Merdeka 17805 atau Murudeka 17805 (dalam Bahasa Jepang: "ムルデカ 17805") adalah film drama perang yang dirilis tahun 2001. Film ini adalah film hasil kolaborasi rumah produksi film dari Jepang dan Indonesia. Cerita dalam film ini dibuat berdasar kisah nyata tentang perjuangan sejumlah personel dari Tentara Kekaisaran Jepang yang turut berperan andil dalam Perang Kemerdekaan Indonesia.
Film ini menuai kontroversi besar saat dirilis di Indonesia tahun 2001, terutama karena adanya adegan di mana seorang perempuan Jawa tua mencium kaki tentara Jepang sambil menceritakan salah satu bait dari Ramalan Jayabaya tentang kedatangan tentara Jepang di Jawa. Walaupun diproduksi dengan dana besar dan kerjasama Jepang dan Indonesia, film ini tidak beredar luas di Indonesia karena alasan politik.
Latar belakang
Film ini berlatar pada zaman Perang Dunia II, di mana setelah Jepang mengalami kekalahan, sekelompok Tentara Kekaisaran Jepang di Jawa, Indonesia memutuskan untuk ikut berjuang dalam Perang Kemerdekaan Indonesia. Cerita film ini menampilkan sisi lain dari masa pendudukan Jepang di Indonesia yang banyak dilupakan oleh generasi muda, yaitu adanya peran andil sukarelawan Jepang dalam Perang Kemerdekaan Indonesia.

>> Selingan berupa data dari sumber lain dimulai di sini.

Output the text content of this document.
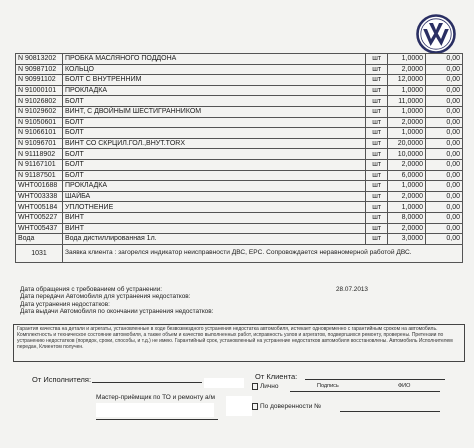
N 90813202	ПРОБКА МАСЛЯНОГО ПОДДОНА	шт	1,0000	0,00
N 90987102	КОЛЬЦО	шт	2,0000	0,00
N 90991102	БОЛТ С ВНУТРЕННИМ	шт	12,0000	0,00
N 91000101	ПРОКЛАДКА	шт	1,0000	0,00
N 91026802	БОЛТ	шт	11,0000	0,00
N 91029602	ВИНТ, С ДВОЙНЫМ ШЕСТИГРАННИКОМ	шт	1,0000	0,00
N 91050601	БОЛТ	шт	2,0000	0,00
N 91066101	БОЛТ	шт	1,0000	0,00
N 91096701	ВИНТ СО СКРЦИЛ.ГОЛ.,ВНУТ.TORX	шт	20,0000	0,00
N 91118902	БОЛТ	шт	10,0000	0,00
N 91167101	БОЛТ	шт	2,0000	0,00
N 91187501	БОЛТ	шт	6,0000	0,00
WHT001688	ПРОКЛАДКА	шт	1,0000	0,00
WHT003338	ШАЙБА	шт	2,0000	0,00
WHT005184	УПЛОТНЕНИЕ	шт	1,0000	0,00
WHT005227	ВИНТ	шт	8,0000	0,00
WHT005437	ВИНТ	шт	2,0000	0,00
Вода	Вода дистиллированная 1л.	шт	3,0000	0,00
1031	Заявка клиента : загорелся индикатор неисправности ДВС, EPC. Сопровождается неравномерной работой ДВС.			
Дата обращения с требованием об устранении:
Дата передачи Автомобиля для устранения недостатков:
Дата устранения недостатков:
Дата выдачи Автомобиля по окончании устранения недостатков:
28.07.2013
Гарантия качества на детали и агрегаты, установленные в ходе безвозмездного устранения недостатка автомобиля, истекает одновременно с гарантийным сроком на автомобиль. Комплектность и техническое состояние автомобиля, а также объем и качество выполненных работ, исправность узлов и агрегатов, подвергшихся ремонту, проверены. Претензии по устранению недостатков (порядок, сроки, способы, и т.д.) не имею. Гарантийный срок, установленный на устранение недостатков автомобиля восстановлены. Автомобиль Исполнителем передан, Клиентом получен.
От Исполнителя:	От Клиента:
Лично	Подпись	ФИО
Мастер-приёмщик по ТО и ремонту а/м
По доверенности №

Untuk menyelesaikan adegan-adegan perang dan tembak-menembak yang ganas dan perlengkapan panggung yang sesuai dengan situasi Perang Dunia II, film ini dibuat dengan kerjasama penuh dari TNI AD.[1][2] "17805" dalam judul film ini sendiri diambil dari angka, bulan, dan dua angka terakhir dari "17 Agustus 2605". Tanggal ini adalah versi Penanggalan Kekaisaran Jepang dari tanggal Kalender Gregorian 17 Agustus 1945. Tanggal ini juga lah yang digunakan dalam naskah resmi Proklamasi Kemerdekaan Indonesia oleh Sukarno dan Hatta, yaitu "Hari 17 Boelan 8 Tahoen 05".[3]
Alur cerita
Film dibuka dengan pendaratan Tentara Kekaisaran Jepang di Pantai Jawa tahun 1942 yang langsung disambut perlawanan keras dari Tentara Kerajaan Belanda yang menguasai Hindia Belanda kala itu. Tentara Jepang dengan mudah memukul mundur pasukan Kerajaan Belanda di pantai Jawa dan menyelesaikan operasi pendaratan tersebut dengan sukses. Film dilanjutkan dengan munculnya Takeo Shimazaki, seorang kapten pasukan penyusup Tentara Jepang yang bernapaskan pejuang samurai, yang memimpin sebuah operasi penyusupan ke sebuah desa miskin kecil di daerah pelosok. Dia didampingi oleh Yamana (Naomasa Musaka), penterjemah dan temannya yang setia dan baik hati. Kedatangannya disambut dengan nuansa mistis oleh para penduduk yang didahului seorang nenek tua yang langsung mencium kakinya sambil menceritakan salah satu bait dalam Ramalan Jayabaya yang telah turun temurun diceritakan di Pulau Jawa, bahwa bangsa berkulit kuning akan datang dari Timur untuk membebaskan Jawa dari penderitaan panjang. Shimazaki yang terkejut dengan cerita nenek tersebut langsung bersimpati kepada penduduk desa tersebut, sehingga dia berjanji akan membebaskan Jawa dari penjajahan dan membebaskan para penduduk di pulau Jawa dari penderitaan seperti yang telah diramalkan.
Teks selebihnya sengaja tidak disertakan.